The design needed one new concept: tracking the lifecycle of each file. A file isn't done after a read - it still needs a write. An IOContext struct carries the file descriptor, buffer, size, and an is_read flag. When a read completion arrives, the buffer gets XOR-transformed and a write is submitted. When the write completion arrives, cleanup happens.
while(completions_received < total_files * 2) {
while(in_flight < queue_depth && files_submitted < total_files) {
IOContext* ctx = new IOContext();
ctx->fd = open(path.c_str(), O_RDWR);
// fstat, allocate buffer, prep_read, set_data
in_flight++; files_submitted++;
}
io_uring_submit(&ring);
io_uring_wait_cqe(&ring, &cqe);
IOContext* ctx = (IOContext*)io_uring_cqe_get_data(cqe);
if(ctx->is_read) {
// transform buffer, submit write
} else {
close(ctx->fd); delete[] ctx->buffer; delete ctx;
in_flight--; completions_received++;
}
io_uring_cqe_seen(&ring, cqe);
}
The results against multiprocessing, confirmed via perf stat:
| Metric | Multiprocess (12) | Async I/O (depth 8) |
|---|---|---|
| CPUs utilized | 9.1 | 1.7 |
| Total CPU time | 0.53s | 0.08s |
| Wall clock time | ~26ms | ~34ms |
Similar wall clock.

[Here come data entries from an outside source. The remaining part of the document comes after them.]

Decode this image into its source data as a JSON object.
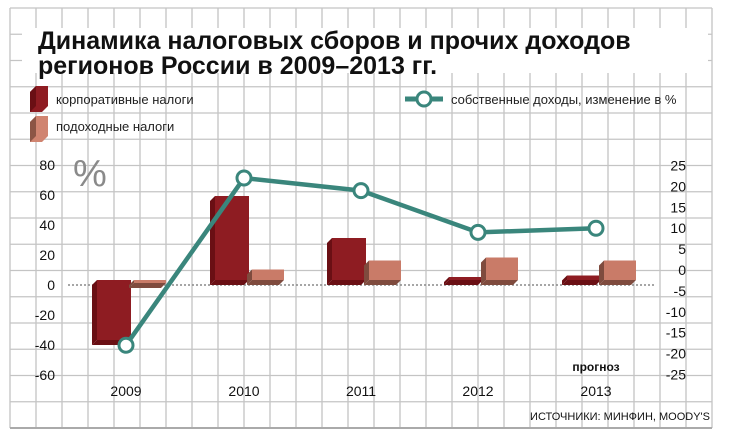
{
  "chart_data": {
    "type": "bar",
    "title_line1": "Динамика налоговых сборов и прочих доходов",
    "title_line2": "регионов России в 2009–2013 гг.",
    "categories": [
      "2009",
      "2010",
      "2011",
      "2012",
      "2013"
    ],
    "forecast_label": "прогноз",
    "left_axis_unit": "%",
    "left_axis": {
      "range": [
        -60,
        80
      ],
      "ticks": [
        "80",
        "60",
        "40",
        "20",
        "0",
        "-20",
        "-40",
        "-60"
      ]
    },
    "right_axis": {
      "range": [
        -25,
        25
      ],
      "ticks": [
        "25",
        "20",
        "15",
        "10",
        "5",
        "0",
        "-5",
        "-10",
        "-15",
        "-20",
        "-25"
      ]
    },
    "series": [
      {
        "name": "корпоративные налоги",
        "type": "bar",
        "axis": "left",
        "color": "#8e1c22",
        "values": [
          -40,
          56,
          28,
          2,
          3
        ]
      },
      {
        "name": "подоходные налоги",
        "type": "bar",
        "axis": "left",
        "color": "#c97b68",
        "values": [
          -2,
          7,
          13,
          15,
          13
        ]
      },
      {
        "name": "собственные доходы, изменение в %",
        "type": "line",
        "axis": "right",
        "color": "#3a867c",
        "values": [
          -18,
          22,
          19,
          9,
          10
        ]
      }
    ],
    "source": "ИСТОЧНИКИ: МИНФИН, MOODY'S",
    "grid": true,
    "legend_position": "top"
  }
}
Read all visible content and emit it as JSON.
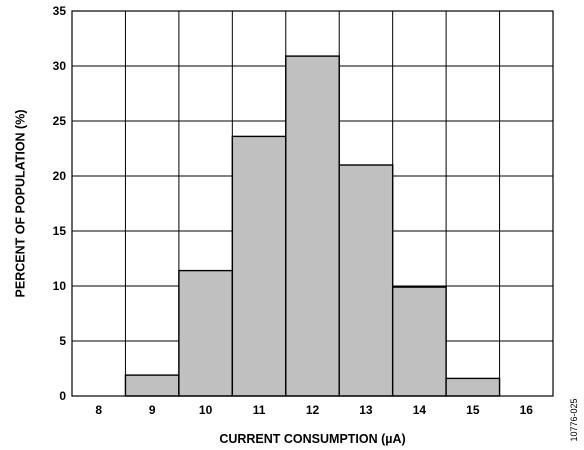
{
  "chart_data": {
    "type": "bar",
    "categories": [
      "8",
      "9",
      "10",
      "11",
      "12",
      "13",
      "14",
      "15",
      "16"
    ],
    "values": [
      0,
      1.9,
      11.4,
      23.6,
      30.9,
      21.0,
      9.9,
      1.6,
      0
    ],
    "title": "",
    "xlabel": "CURRENT CONSUMPTION (µA)",
    "ylabel": "PERCENT OF POPULATION (%)",
    "ylim": [
      0,
      35
    ],
    "yticks": [
      "0",
      "5",
      "10",
      "15",
      "20",
      "25",
      "30",
      "35"
    ],
    "grid": true,
    "legend": "none",
    "bar_color": "#c0c0c0",
    "annotation": "10776-025"
  }
}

Seven times less CPU consumed. The async user time was effectively zero - the application thread was barely running. The kernel handled everything via io_uring.
What Both Projects Taught Me
The HTTP library taught me what every network client does at the bottom - syscalls, byte ordering, protocol formatting, memory ownership. The concurrency work taught me the producer-consumer pattern and why mutex scope matters more than people think.
The file encryptor started as a way to learn C++ idioms. It ended as a practical demonstration of why production systems are built the way they are. The deeper lesson wasn't about any specific API - it was about correctly identifying what the actual bottleneck is before reaching for more complexity.
Adding a hybrid architecture on top of an already I/O-saturated disk doesn't help. Measuring before concluding is the habit worth keeping.
The thread pool and task queue pattern transferred directly from the HTTP library to the file encryptor. The same circular buffer that handled async HTTP requests became the shared memory queue across processes. Different problem domain, same underlying machinery. That transferability was the real payoff.
Both projects were built the same way - wrong attempts, specific questions, corrections, and trying again. Having something that could explain the why behind a fix rather than just hand over working code made the difference between finishing with a project and finishing with understanding.